Я посмотрел на него; он тоже молчал и продолжил лишь спустя некоторое время:
«Когда я с моими сведениями и разведывательными данными, которые я слева и справа собрал по дороге, зашел в своих изсканиях столь далеко, мы прибыли в Рим.
Там жила гречанка по имени Акта, одна из подружек Нерона, «fremme entre deux ages» — женщина между двух возрастов, как сказали бы сегодня; она еще не подурнела, чтобы не нравиться другим, и обожала многолюдные сборища, привычные ей в первой своей молодости, и эту же страсть сохранила и во второй молодости; она прекрасно одевалась и держала салон, привлекавший многих посетителей. Этот салон можно было назвать вполне христианским, потому что как большинство женщин, которые прежде вели разгульную жизнь, она в конце концов пришла к мысли броситься в небесные объятия, и святые, и мучители, и всякие другие не раз брались за ручку ее двери. Кроме того, христиане спасались у нее от любого преследования, так как из-за ее положения фаворитки бывшего императора все еще никто не решался посягнуть ни на нее саму, ни на ее дом.
Эту Акту сыграл молодой господин Кампобассо, — он, как я думаю, был родом из Абруццы. Вечером, накануне дня, когда я должен был предстать на судебном процессе перед Сенатом, юный конный префект, доставивший меня из Сицилии в Рим, решил познакомить меня с гречанкой. Поскольку, хотя мы и хорошо понимали друг друга, к концу дороги мы все же заскучали, так что перемена обстановки была для нас весьма кстати.

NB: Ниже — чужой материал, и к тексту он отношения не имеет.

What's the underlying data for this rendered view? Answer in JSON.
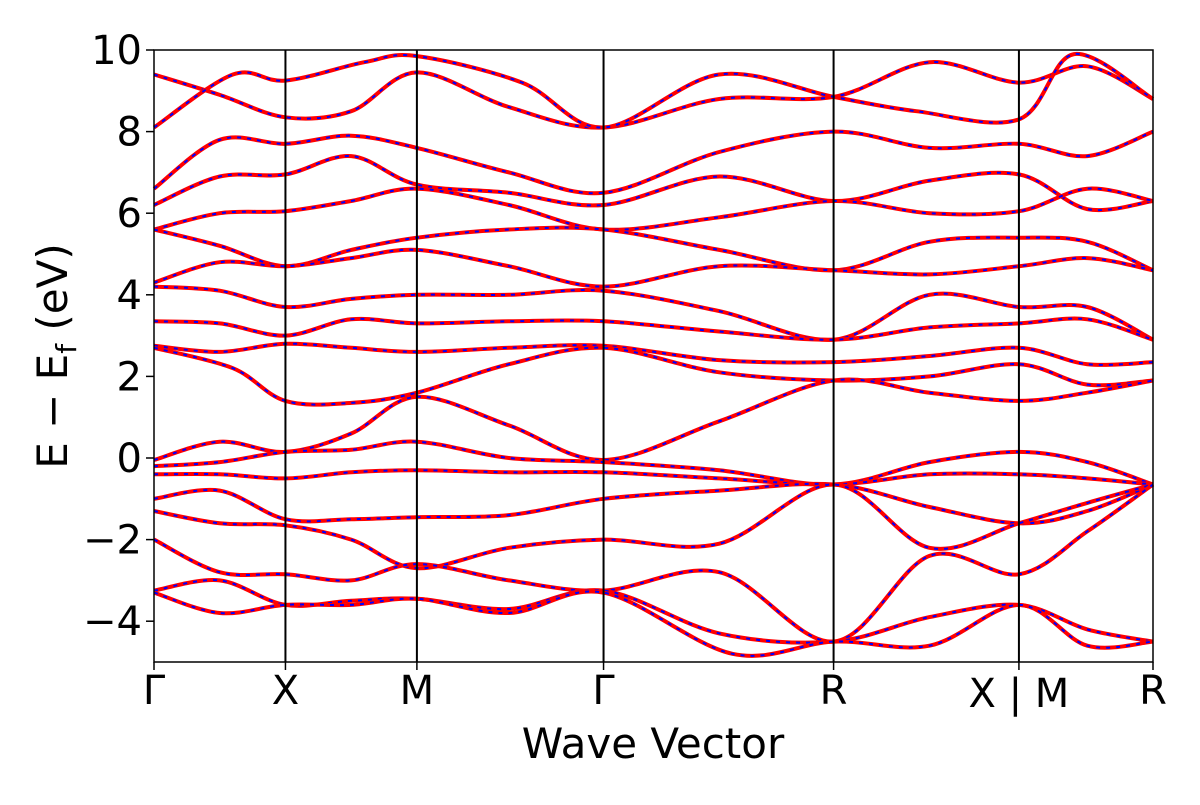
{
  "chart_data": {
    "type": "line",
    "title": "",
    "xlabel": "Wave Vector",
    "ylabel": "E − E",
    "ylabel_sub": "f",
    "ylabel_unit": " (eV)",
    "ylim": [
      -5,
      10
    ],
    "xlim": [
      0,
      7.6
    ],
    "y_ticks": [
      {
        "v": -4,
        "label": "−4"
      },
      {
        "v": -2,
        "label": "−2"
      },
      {
        "v": 0,
        "label": "0"
      },
      {
        "v": 2,
        "label": "2"
      },
      {
        "v": 4,
        "label": "4"
      },
      {
        "v": 6,
        "label": "6"
      },
      {
        "v": 8,
        "label": "8"
      },
      {
        "v": 10,
        "label": "10"
      }
    ],
    "kpoints": [
      {
        "x": 0.0,
        "label": "Γ"
      },
      {
        "x": 1.0,
        "label": "X"
      },
      {
        "x": 2.0,
        "label": "M"
      },
      {
        "x": 3.42,
        "label": "Γ"
      },
      {
        "x": 5.17,
        "label": "R"
      },
      {
        "x": 6.58,
        "label": "X | M"
      },
      {
        "x": 7.6,
        "label": "R"
      }
    ],
    "grid": false,
    "legend": "none",
    "colors": {
      "series_a": "#ff0000",
      "series_b": "#0000ff",
      "axes": "#000000"
    },
    "series": [
      {
        "style": "red-solid",
        "values": [
          {
            "x": 0.0,
            "y": 9.4
          },
          {
            "x": 0.5,
            "y": 8.9
          },
          {
            "x": 1.0,
            "y": 8.35
          },
          {
            "x": 1.5,
            "y": 8.5
          },
          {
            "x": 2.0,
            "y": 9.45
          },
          {
            "x": 2.7,
            "y": 8.6
          },
          {
            "x": 3.42,
            "y": 8.1
          },
          {
            "x": 4.3,
            "y": 8.8
          },
          {
            "x": 5.17,
            "y": 8.85
          },
          {
            "x": 5.9,
            "y": 9.7
          },
          {
            "x": 6.58,
            "y": 9.2
          },
          {
            "x": 7.1,
            "y": 9.6
          },
          {
            "x": 7.6,
            "y": 8.8
          }
        ]
      },
      {
        "style": "red-solid",
        "values": [
          {
            "x": 0.0,
            "y": 8.1
          },
          {
            "x": 0.6,
            "y": 9.4
          },
          {
            "x": 1.0,
            "y": 9.25
          },
          {
            "x": 1.6,
            "y": 9.7
          },
          {
            "x": 2.0,
            "y": 9.85
          },
          {
            "x": 2.8,
            "y": 9.2
          },
          {
            "x": 3.42,
            "y": 8.1
          },
          {
            "x": 4.3,
            "y": 9.4
          },
          {
            "x": 5.17,
            "y": 8.85
          },
          {
            "x": 5.8,
            "y": 8.5
          },
          {
            "x": 6.58,
            "y": 8.3
          },
          {
            "x": 7.0,
            "y": 9.9
          },
          {
            "x": 7.6,
            "y": 8.8
          }
        ]
      },
      {
        "style": "red-solid",
        "values": [
          {
            "x": 0.0,
            "y": 6.6
          },
          {
            "x": 0.5,
            "y": 7.8
          },
          {
            "x": 1.0,
            "y": 7.7
          },
          {
            "x": 1.5,
            "y": 7.9
          },
          {
            "x": 2.0,
            "y": 7.6
          },
          {
            "x": 2.7,
            "y": 7.0
          },
          {
            "x": 3.42,
            "y": 6.5
          },
          {
            "x": 4.3,
            "y": 7.5
          },
          {
            "x": 5.17,
            "y": 8.0
          },
          {
            "x": 5.9,
            "y": 7.6
          },
          {
            "x": 6.58,
            "y": 7.7
          },
          {
            "x": 7.1,
            "y": 7.4
          },
          {
            "x": 7.6,
            "y": 8.0
          }
        ]
      },
      {
        "style": "red-solid",
        "values": [
          {
            "x": 0.0,
            "y": 6.2
          },
          {
            "x": 0.5,
            "y": 6.9
          },
          {
            "x": 1.0,
            "y": 6.95
          },
          {
            "x": 1.5,
            "y": 7.4
          },
          {
            "x": 2.0,
            "y": 6.7
          },
          {
            "x": 2.7,
            "y": 6.5
          },
          {
            "x": 3.42,
            "y": 6.2
          },
          {
            "x": 4.3,
            "y": 6.9
          },
          {
            "x": 5.17,
            "y": 6.3
          },
          {
            "x": 5.9,
            "y": 6.8
          },
          {
            "x": 6.58,
            "y": 6.95
          },
          {
            "x": 7.1,
            "y": 6.1
          },
          {
            "x": 7.6,
            "y": 6.3
          }
        ]
      },
      {
        "style": "red-solid",
        "values": [
          {
            "x": 0.0,
            "y": 5.6
          },
          {
            "x": 0.5,
            "y": 6.0
          },
          {
            "x": 1.0,
            "y": 6.05
          },
          {
            "x": 1.5,
            "y": 6.3
          },
          {
            "x": 2.0,
            "y": 6.6
          },
          {
            "x": 2.7,
            "y": 6.2
          },
          {
            "x": 3.42,
            "y": 5.6
          },
          {
            "x": 4.3,
            "y": 5.9
          },
          {
            "x": 5.17,
            "y": 6.3
          },
          {
            "x": 5.9,
            "y": 6.0
          },
          {
            "x": 6.58,
            "y": 6.05
          },
          {
            "x": 7.1,
            "y": 6.6
          },
          {
            "x": 7.6,
            "y": 6.3
          }
        ]
      },
      {
        "style": "red-solid",
        "values": [
          {
            "x": 0.0,
            "y": 5.6
          },
          {
            "x": 0.5,
            "y": 5.2
          },
          {
            "x": 1.0,
            "y": 4.7
          },
          {
            "x": 1.5,
            "y": 5.1
          },
          {
            "x": 2.0,
            "y": 5.4
          },
          {
            "x": 2.7,
            "y": 5.6
          },
          {
            "x": 3.42,
            "y": 5.6
          },
          {
            "x": 4.3,
            "y": 5.1
          },
          {
            "x": 5.17,
            "y": 4.6
          },
          {
            "x": 5.9,
            "y": 5.3
          },
          {
            "x": 6.58,
            "y": 5.4
          },
          {
            "x": 7.1,
            "y": 5.3
          },
          {
            "x": 7.6,
            "y": 4.6
          }
        ]
      },
      {
        "style": "red-solid",
        "values": [
          {
            "x": 0.0,
            "y": 4.3
          },
          {
            "x": 0.5,
            "y": 4.8
          },
          {
            "x": 1.0,
            "y": 4.7
          },
          {
            "x": 1.5,
            "y": 4.9
          },
          {
            "x": 2.0,
            "y": 5.1
          },
          {
            "x": 2.7,
            "y": 4.7
          },
          {
            "x": 3.42,
            "y": 4.2
          },
          {
            "x": 4.3,
            "y": 4.7
          },
          {
            "x": 5.17,
            "y": 4.6
          },
          {
            "x": 5.9,
            "y": 4.5
          },
          {
            "x": 6.58,
            "y": 4.7
          },
          {
            "x": 7.1,
            "y": 4.9
          },
          {
            "x": 7.6,
            "y": 4.6
          }
        ]
      },
      {
        "style": "red-solid",
        "values": [
          {
            "x": 0.0,
            "y": 4.2
          },
          {
            "x": 0.5,
            "y": 4.1
          },
          {
            "x": 1.0,
            "y": 3.7
          },
          {
            "x": 1.5,
            "y": 3.9
          },
          {
            "x": 2.0,
            "y": 4.0
          },
          {
            "x": 2.7,
            "y": 4.0
          },
          {
            "x": 3.42,
            "y": 4.1
          },
          {
            "x": 4.3,
            "y": 3.6
          },
          {
            "x": 5.17,
            "y": 2.9
          },
          {
            "x": 5.9,
            "y": 4.0
          },
          {
            "x": 6.58,
            "y": 3.7
          },
          {
            "x": 7.1,
            "y": 3.7
          },
          {
            "x": 7.6,
            "y": 2.9
          }
        ]
      },
      {
        "style": "red-solid",
        "values": [
          {
            "x": 0.0,
            "y": 3.35
          },
          {
            "x": 0.5,
            "y": 3.3
          },
          {
            "x": 1.0,
            "y": 3.0
          },
          {
            "x": 1.5,
            "y": 3.4
          },
          {
            "x": 2.0,
            "y": 3.3
          },
          {
            "x": 2.7,
            "y": 3.35
          },
          {
            "x": 3.42,
            "y": 3.35
          },
          {
            "x": 4.3,
            "y": 3.1
          },
          {
            "x": 5.17,
            "y": 2.9
          },
          {
            "x": 5.9,
            "y": 3.2
          },
          {
            "x": 6.58,
            "y": 3.3
          },
          {
            "x": 7.1,
            "y": 3.4
          },
          {
            "x": 7.6,
            "y": 2.9
          }
        ]
      },
      {
        "style": "red-solid",
        "values": [
          {
            "x": 0.0,
            "y": 2.75
          },
          {
            "x": 0.5,
            "y": 2.6
          },
          {
            "x": 1.0,
            "y": 2.8
          },
          {
            "x": 1.5,
            "y": 2.7
          },
          {
            "x": 2.0,
            "y": 2.6
          },
          {
            "x": 2.7,
            "y": 2.7
          },
          {
            "x": 3.42,
            "y": 2.75
          },
          {
            "x": 4.3,
            "y": 2.4
          },
          {
            "x": 5.17,
            "y": 2.35
          },
          {
            "x": 5.9,
            "y": 2.5
          },
          {
            "x": 6.58,
            "y": 2.7
          },
          {
            "x": 7.1,
            "y": 2.3
          },
          {
            "x": 7.6,
            "y": 2.35
          }
        ]
      },
      {
        "style": "red-solid",
        "values": [
          {
            "x": 0.0,
            "y": 2.7
          },
          {
            "x": 0.6,
            "y": 2.2
          },
          {
            "x": 1.0,
            "y": 1.4
          },
          {
            "x": 1.5,
            "y": 1.35
          },
          {
            "x": 2.0,
            "y": 1.6
          },
          {
            "x": 2.7,
            "y": 2.3
          },
          {
            "x": 3.42,
            "y": 2.7
          },
          {
            "x": 4.3,
            "y": 2.1
          },
          {
            "x": 5.17,
            "y": 1.9
          },
          {
            "x": 5.9,
            "y": 2.0
          },
          {
            "x": 6.58,
            "y": 2.3
          },
          {
            "x": 7.1,
            "y": 1.8
          },
          {
            "x": 7.6,
            "y": 1.9
          }
        ]
      },
      {
        "style": "red-solid",
        "values": [
          {
            "x": 0.0,
            "y": -0.05
          },
          {
            "x": 0.5,
            "y": 0.4
          },
          {
            "x": 1.0,
            "y": 0.15
          },
          {
            "x": 1.5,
            "y": 0.6
          },
          {
            "x": 2.0,
            "y": 1.5
          },
          {
            "x": 2.7,
            "y": 0.8
          },
          {
            "x": 3.42,
            "y": -0.05
          },
          {
            "x": 4.3,
            "y": 0.9
          },
          {
            "x": 5.17,
            "y": 1.9
          },
          {
            "x": 5.9,
            "y": 1.6
          },
          {
            "x": 6.58,
            "y": 1.4
          },
          {
            "x": 7.1,
            "y": 1.6
          },
          {
            "x": 7.6,
            "y": 1.9
          }
        ]
      },
      {
        "style": "red-solid",
        "values": [
          {
            "x": 0.0,
            "y": -0.2
          },
          {
            "x": 0.5,
            "y": -0.1
          },
          {
            "x": 1.0,
            "y": 0.15
          },
          {
            "x": 1.5,
            "y": 0.2
          },
          {
            "x": 2.0,
            "y": 0.4
          },
          {
            "x": 2.7,
            "y": 0.0
          },
          {
            "x": 3.42,
            "y": -0.1
          },
          {
            "x": 4.3,
            "y": -0.3
          },
          {
            "x": 5.17,
            "y": -0.65
          },
          {
            "x": 5.9,
            "y": -0.1
          },
          {
            "x": 6.58,
            "y": 0.15
          },
          {
            "x": 7.1,
            "y": -0.1
          },
          {
            "x": 7.6,
            "y": -0.65
          }
        ]
      },
      {
        "style": "red-solid",
        "values": [
          {
            "x": 0.0,
            "y": -0.4
          },
          {
            "x": 0.5,
            "y": -0.4
          },
          {
            "x": 1.0,
            "y": -0.5
          },
          {
            "x": 1.5,
            "y": -0.35
          },
          {
            "x": 2.0,
            "y": -0.3
          },
          {
            "x": 2.7,
            "y": -0.35
          },
          {
            "x": 3.42,
            "y": -0.35
          },
          {
            "x": 4.3,
            "y": -0.5
          },
          {
            "x": 5.17,
            "y": -0.65
          },
          {
            "x": 5.9,
            "y": -0.4
          },
          {
            "x": 6.58,
            "y": -0.4
          },
          {
            "x": 7.1,
            "y": -0.5
          },
          {
            "x": 7.6,
            "y": -0.65
          }
        ]
      },
      {
        "style": "red-solid",
        "values": [
          {
            "x": 0.0,
            "y": -1.0
          },
          {
            "x": 0.5,
            "y": -0.8
          },
          {
            "x": 1.0,
            "y": -1.5
          },
          {
            "x": 1.5,
            "y": -1.5
          },
          {
            "x": 2.0,
            "y": -1.45
          },
          {
            "x": 2.7,
            "y": -1.4
          },
          {
            "x": 3.42,
            "y": -1.0
          },
          {
            "x": 4.3,
            "y": -0.8
          },
          {
            "x": 5.17,
            "y": -0.65
          },
          {
            "x": 5.9,
            "y": -1.2
          },
          {
            "x": 6.58,
            "y": -1.6
          },
          {
            "x": 7.1,
            "y": -1.3
          },
          {
            "x": 7.6,
            "y": -0.65
          }
        ]
      },
      {
        "style": "red-solid",
        "values": [
          {
            "x": 0.0,
            "y": -1.3
          },
          {
            "x": 0.5,
            "y": -1.6
          },
          {
            "x": 1.0,
            "y": -1.65
          },
          {
            "x": 1.5,
            "y": -2.0
          },
          {
            "x": 2.0,
            "y": -2.7
          },
          {
            "x": 2.7,
            "y": -2.2
          },
          {
            "x": 3.42,
            "y": -2.0
          },
          {
            "x": 4.3,
            "y": -2.1
          },
          {
            "x": 5.17,
            "y": -0.65
          },
          {
            "x": 5.9,
            "y": -2.2
          },
          {
            "x": 6.58,
            "y": -1.6
          },
          {
            "x": 7.1,
            "y": -1.1
          },
          {
            "x": 7.6,
            "y": -0.65
          }
        ]
      },
      {
        "style": "red-solid",
        "values": [
          {
            "x": 0.0,
            "y": -2.0
          },
          {
            "x": 0.5,
            "y": -2.8
          },
          {
            "x": 1.0,
            "y": -2.85
          },
          {
            "x": 1.5,
            "y": -3.0
          },
          {
            "x": 2.0,
            "y": -2.6
          },
          {
            "x": 2.7,
            "y": -3.0
          },
          {
            "x": 3.42,
            "y": -3.25
          },
          {
            "x": 4.3,
            "y": -2.8
          },
          {
            "x": 5.17,
            "y": -4.5
          },
          {
            "x": 5.9,
            "y": -2.4
          },
          {
            "x": 6.58,
            "y": -2.85
          },
          {
            "x": 7.1,
            "y": -1.8
          },
          {
            "x": 7.6,
            "y": -0.65
          }
        ]
      },
      {
        "style": "red-solid",
        "values": [
          {
            "x": 0.0,
            "y": -3.25
          },
          {
            "x": 0.5,
            "y": -3.0
          },
          {
            "x": 1.0,
            "y": -3.6
          },
          {
            "x": 1.5,
            "y": -3.5
          },
          {
            "x": 2.0,
            "y": -3.45
          },
          {
            "x": 2.7,
            "y": -3.7
          },
          {
            "x": 3.42,
            "y": -3.25
          },
          {
            "x": 4.3,
            "y": -4.3
          },
          {
            "x": 5.17,
            "y": -4.5
          },
          {
            "x": 5.9,
            "y": -3.9
          },
          {
            "x": 6.58,
            "y": -3.6
          },
          {
            "x": 7.1,
            "y": -4.2
          },
          {
            "x": 7.6,
            "y": -4.5
          }
        ]
      },
      {
        "style": "red-solid",
        "values": [
          {
            "x": 0.0,
            "y": -3.3
          },
          {
            "x": 0.5,
            "y": -3.8
          },
          {
            "x": 1.0,
            "y": -3.6
          },
          {
            "x": 1.5,
            "y": -3.6
          },
          {
            "x": 2.0,
            "y": -3.45
          },
          {
            "x": 2.7,
            "y": -3.8
          },
          {
            "x": 3.42,
            "y": -3.3
          },
          {
            "x": 4.4,
            "y": -4.8
          },
          {
            "x": 5.17,
            "y": -4.5
          },
          {
            "x": 5.9,
            "y": -4.6
          },
          {
            "x": 6.58,
            "y": -3.6
          },
          {
            "x": 7.1,
            "y": -4.6
          },
          {
            "x": 7.6,
            "y": -4.5
          }
        ]
      }
    ]
  }
}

Конного префекта играл граф Сосновский, весьма приятный человек, и он свою обязанность наблюдать за мной осуществлял не со скрупулезностью охранника, а с великодушием кавалерийского офицера. Но гречанку он знал давно, я даже думаю, что он некоторое время имел с ней любовную связь.
Конечно, он не рискнул вести меня к ней под моим настоящим именем, или он, по крайней мере, дал мне понять, что он не может это сделать; представляя меня гречанке, он пробормотал что-то невнятное. Кампобассо прекрасно играл свою роль несколько поблекшего красавца-южанина. Общество состояло из денди, новообращенных, актеров, римских кавалеров, куртизанок, куртизанов и тому подобных людей. Кроме того, на вечере ожидалась особая сенсация, а именно: появление того самого римского капитана, люди которого распяли Спасителя на Голгофе, либо должны были распять.
Этого человека звали Руф, его давно уволили из армии, говорили даже, что он проштрафился. Легион, к которому он был приписан, располагался в Кесарии, и рядовой состав в нем состоял в основном из местных жителей, то есть, как бы это своеобразно не звучало, из иудеев, галилеян, сирийцев, и поскольку в те времена капитаны тоже причислялись к рядовым, то центурион этого легиона тоже мог быть из той местности. Только свое имя он мог изменить на римское. Во всяком случае, мне не удалось узнать, из какого народа происходил центурион: он говорил на греческом, на котором и все мы тут говорим, и так же без акцента, как мы сами, независимо от того, римляне мы или нет.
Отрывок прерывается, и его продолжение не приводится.